The recorded works are at times reminiscent of chamber music by Joseph Haydn, with the music making an attractive arc: On the one hand, one hears the lightness of the classical period in the orchestral pieces; on the other hand, the solo instrument sounds in a certain way retrospectively baroque (especially in the aria In diesen heilgen Hallen, K. 620). In this field of tension, the cantabile nature of Fritzsch’s playing can be appreciated from two directions, so to speak.
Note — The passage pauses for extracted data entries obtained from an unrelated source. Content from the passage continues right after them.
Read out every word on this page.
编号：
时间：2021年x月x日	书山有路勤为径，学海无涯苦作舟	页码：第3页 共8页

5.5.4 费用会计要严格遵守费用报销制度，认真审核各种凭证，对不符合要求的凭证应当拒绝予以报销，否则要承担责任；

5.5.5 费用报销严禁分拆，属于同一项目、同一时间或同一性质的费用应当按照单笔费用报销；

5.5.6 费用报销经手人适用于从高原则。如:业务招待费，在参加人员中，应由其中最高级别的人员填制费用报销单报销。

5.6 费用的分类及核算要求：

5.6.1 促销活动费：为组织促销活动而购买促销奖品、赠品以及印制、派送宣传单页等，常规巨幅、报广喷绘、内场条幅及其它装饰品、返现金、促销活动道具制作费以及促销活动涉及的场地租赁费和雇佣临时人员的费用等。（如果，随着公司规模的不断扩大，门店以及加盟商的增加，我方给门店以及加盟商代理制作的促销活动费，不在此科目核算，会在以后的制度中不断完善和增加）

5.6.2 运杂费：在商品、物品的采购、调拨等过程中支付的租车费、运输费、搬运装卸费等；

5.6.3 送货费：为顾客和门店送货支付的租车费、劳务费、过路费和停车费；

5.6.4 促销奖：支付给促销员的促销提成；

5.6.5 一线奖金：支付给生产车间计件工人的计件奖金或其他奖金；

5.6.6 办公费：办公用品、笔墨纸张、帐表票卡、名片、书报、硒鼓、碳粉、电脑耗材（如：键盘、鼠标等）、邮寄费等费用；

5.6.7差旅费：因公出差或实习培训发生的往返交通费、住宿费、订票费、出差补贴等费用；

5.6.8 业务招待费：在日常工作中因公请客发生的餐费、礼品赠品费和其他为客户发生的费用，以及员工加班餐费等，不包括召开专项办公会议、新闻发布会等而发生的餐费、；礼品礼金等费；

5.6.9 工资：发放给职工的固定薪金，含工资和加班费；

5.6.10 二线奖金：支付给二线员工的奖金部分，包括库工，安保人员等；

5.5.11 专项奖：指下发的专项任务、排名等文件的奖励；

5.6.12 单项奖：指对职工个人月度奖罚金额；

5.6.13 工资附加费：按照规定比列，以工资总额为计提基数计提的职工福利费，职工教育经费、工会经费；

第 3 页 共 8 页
The fact that the artist plays an instrument from 1709, on which Fiala himself played, naturally lends the pieces a special authenticity.
The sound of the instrument is exciting: accompanied by Michael Schönheit on a table grand from around 1785 and on a tangent grand from 1790, the sound repeatedly alternates between viola da gamba and violoncello. Not without coincidence, some of the pieces seem familiar: For example, one knows KV 292 as a sonata for bassoon and violoncello. Fritzsch and Schönheit turn the work upside down here: the solo part belongs to the viola da gamba, the bass accompaniment to the tangent piano. It is not only here that the inspired togetherness appeals to the listener – an interesting search for traces.